Arrow then digs up a couple of archival features, including a 16-minute interview with actor Wolfgang Preiss from 2002, who goes through a scrapbook around the films he has done, recounting stories around the films and the people he worked with (including Otto Preminger, Klaus Kinski, Gert Frobe, and others). There is also an edited presentation from 2019 featuring interviews with actress Liana Orfei and film historian Fabio Melelli. Melelli talks about the film in relation to its time and place, and goes a little over director Giorgio Ferroni’s career, while Orfei talks about her career in the circus, how she came to work in film, and covers about her time on this one, her death scene in particular. Melelli’s contribution doesn’t add all that much since Lucas covers everything and more in his track, but I enjoyed listening to Orfei’s contribution. The feature runs 27-minutes.

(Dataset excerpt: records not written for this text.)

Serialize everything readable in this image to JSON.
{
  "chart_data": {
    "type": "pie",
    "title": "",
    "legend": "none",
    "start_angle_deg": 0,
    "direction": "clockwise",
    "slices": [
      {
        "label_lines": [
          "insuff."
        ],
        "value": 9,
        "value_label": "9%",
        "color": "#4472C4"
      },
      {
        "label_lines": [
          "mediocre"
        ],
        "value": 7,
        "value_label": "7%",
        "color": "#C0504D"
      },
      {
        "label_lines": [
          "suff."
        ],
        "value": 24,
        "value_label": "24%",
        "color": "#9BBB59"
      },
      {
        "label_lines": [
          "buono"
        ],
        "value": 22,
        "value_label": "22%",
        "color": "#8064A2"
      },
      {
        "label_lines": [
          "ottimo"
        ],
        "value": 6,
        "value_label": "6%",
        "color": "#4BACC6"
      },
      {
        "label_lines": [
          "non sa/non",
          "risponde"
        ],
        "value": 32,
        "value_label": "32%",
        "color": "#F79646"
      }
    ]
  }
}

Arrow then includes a couple of alternate opening credits, including the UK one with the alternative title, Drops of Blood, followed by the German one, which gives Wolfgang Preiss top billing. The UK one is sourced from video tape by the looks of it, while the German one is sourced from a badly deteriorated print, which is chipped and peeling on the right side of the frame.

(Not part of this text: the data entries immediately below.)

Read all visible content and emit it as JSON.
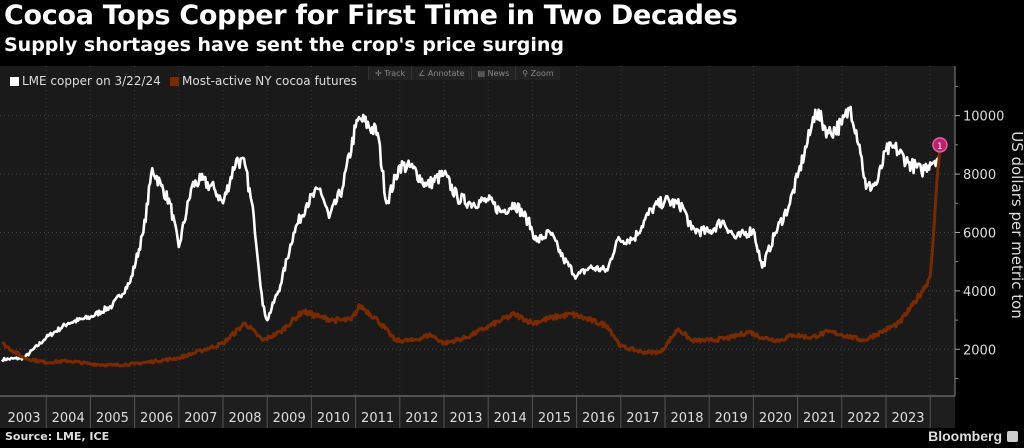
{
  "title": "Cocoa Tops Copper for First Time in Two Decades",
  "subtitle": "Supply shortages have sent the crop's price surging",
  "toolbar": [
    {
      "icon": "crosshair-icon",
      "label": "✛ Track"
    },
    {
      "icon": "pencil-icon",
      "label": "∠ Annotate"
    },
    {
      "icon": "news-icon",
      "label": "▤ News"
    },
    {
      "icon": "zoom-icon",
      "label": "⚲ Zoom"
    }
  ],
  "source": "Source: LME, ICE",
  "brand": "Bloomberg",
  "colors": {
    "copper": "#ffffff",
    "cocoa": "#7a2a00",
    "marker": "#c0206a",
    "plot_bg": "#1a1a1a",
    "axis_bg": "#1e1e1e"
  },
  "chart_data": {
    "type": "line",
    "ylabel": "US dollars per metric ton",
    "ylim": [
      400,
      11700
    ],
    "xlim": [
      2003,
      2024.55
    ],
    "yticks": [
      2000,
      4000,
      6000,
      8000,
      10000
    ],
    "ytick_labels": [
      "2000",
      "4000",
      "6000",
      "8000",
      "10000"
    ],
    "xtick_labels": [
      "2003",
      "2004",
      "2005",
      "2006",
      "2007",
      "2008",
      "2009",
      "2010",
      "2011",
      "2012",
      "2013",
      "2014",
      "2015",
      "2016",
      "2017",
      "2018",
      "2019",
      "2020",
      "2021",
      "2022",
      "2023"
    ],
    "grid": true,
    "legend_placement": "top-left",
    "series": [
      {
        "name": "LME copper on 3/22/24",
        "color": "#ffffff",
        "x": [
          2003.0,
          2003.5,
          2004.0,
          2004.5,
          2005.0,
          2005.5,
          2005.9,
          2006.2,
          2006.4,
          2006.6,
          2006.8,
          2007.0,
          2007.3,
          2007.5,
          2007.8,
          2008.0,
          2008.3,
          2008.5,
          2008.7,
          2008.9,
          2009.0,
          2009.3,
          2009.6,
          2009.9,
          2010.2,
          2010.4,
          2010.7,
          2011.0,
          2011.1,
          2011.5,
          2011.7,
          2012.0,
          2012.3,
          2012.6,
          2013.0,
          2013.3,
          2013.6,
          2014.0,
          2014.3,
          2014.6,
          2014.9,
          2015.1,
          2015.4,
          2015.7,
          2016.0,
          2016.3,
          2016.7,
          2016.9,
          2017.3,
          2017.7,
          2018.0,
          2018.4,
          2018.6,
          2019.0,
          2019.3,
          2019.6,
          2020.0,
          2020.2,
          2020.5,
          2020.8,
          2021.0,
          2021.3,
          2021.4,
          2021.7,
          2022.0,
          2022.2,
          2022.4,
          2022.55,
          2022.8,
          2023.0,
          2023.2,
          2023.5,
          2023.8,
          2024.0,
          2024.2
        ],
        "y": [
          1650,
          1700,
          2400,
          2900,
          3100,
          3500,
          4300,
          6000,
          8200,
          7600,
          7000,
          5500,
          7600,
          7800,
          7500,
          7000,
          8500,
          8300,
          6500,
          3500,
          3000,
          4200,
          6000,
          7000,
          7500,
          6500,
          7500,
          9600,
          9900,
          9400,
          7000,
          8300,
          8200,
          7600,
          8000,
          7200,
          7000,
          7100,
          6700,
          7000,
          6400,
          5700,
          6000,
          5100,
          4500,
          4800,
          4700,
          5700,
          5800,
          6800,
          7100,
          6900,
          6100,
          6000,
          6400,
          5800,
          6100,
          4800,
          6000,
          6900,
          7900,
          9500,
          10200,
          9400,
          9700,
          10300,
          9000,
          7500,
          7700,
          8800,
          8900,
          8400,
          8100,
          8400,
          8600
        ]
      },
      {
        "name": "Most-active NY cocoa futures",
        "color": "#7a2a00",
        "x": [
          2003.0,
          2003.5,
          2004.0,
          2004.5,
          2005.0,
          2005.5,
          2006.0,
          2006.5,
          2007.0,
          2007.5,
          2008.0,
          2008.5,
          2008.9,
          2009.3,
          2009.8,
          2010.2,
          2010.5,
          2010.9,
          2011.1,
          2011.5,
          2011.9,
          2012.3,
          2012.7,
          2013.0,
          2013.5,
          2013.9,
          2014.3,
          2014.6,
          2015.0,
          2015.5,
          2015.9,
          2016.3,
          2016.7,
          2017.0,
          2017.5,
          2017.9,
          2018.3,
          2018.6,
          2019.0,
          2019.5,
          2019.9,
          2020.2,
          2020.6,
          2020.9,
          2021.3,
          2021.7,
          2022.0,
          2022.5,
          2022.9,
          2023.3,
          2023.6,
          2023.9,
          2024.0,
          2024.1,
          2024.22
        ],
        "y": [
          2200,
          1700,
          1550,
          1600,
          1500,
          1450,
          1500,
          1600,
          1700,
          1950,
          2200,
          2900,
          2300,
          2600,
          3300,
          3100,
          3000,
          3000,
          3500,
          3000,
          2300,
          2300,
          2500,
          2200,
          2400,
          2700,
          3000,
          3200,
          2900,
          3100,
          3200,
          3000,
          2800,
          2100,
          1900,
          1900,
          2700,
          2300,
          2300,
          2400,
          2600,
          2400,
          2300,
          2500,
          2400,
          2600,
          2500,
          2300,
          2600,
          2900,
          3500,
          4200,
          4500,
          6500,
          9000
        ]
      }
    ],
    "annotations": [
      {
        "label": "1",
        "x": 2024.22,
        "y": 9000
      }
    ]
  }
}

Finally, the disc closes with the U.S. and German trailers, followed by an image gallery featuring promotional art and production photos along scans of the German and U.S. pressbooks . The gallery also offers close-ups of some of the art and content.
The Limited Edition then houses the two discs in one of Arrow’s standard 2-disc Blu-ray cases, which is then held in a sturdy cardboard sleeve. The sleeve also holds a fold-out poster featuring new art on one side and original art on the other, as well as a 59-page booklet. The booklet first features an essay on the film by author Roberto Curti followed by the essay on the different versions, written by Brad Stevens. The booklet also includes some contemporary reviews, including the positive one from Midi-Minuit Fantastique that Lucas ends up reading in his track. Another great booklet from Arrow.
All around, Arrow has put together a very satisfying release for the film, covering the film’s many versions, its gothic elements, and its importance as a steppingstone for Italian horror.
Arrow has lovingly assembled another knock-out Limited Edition package that delivers some great features and a real knock-out of a presentation.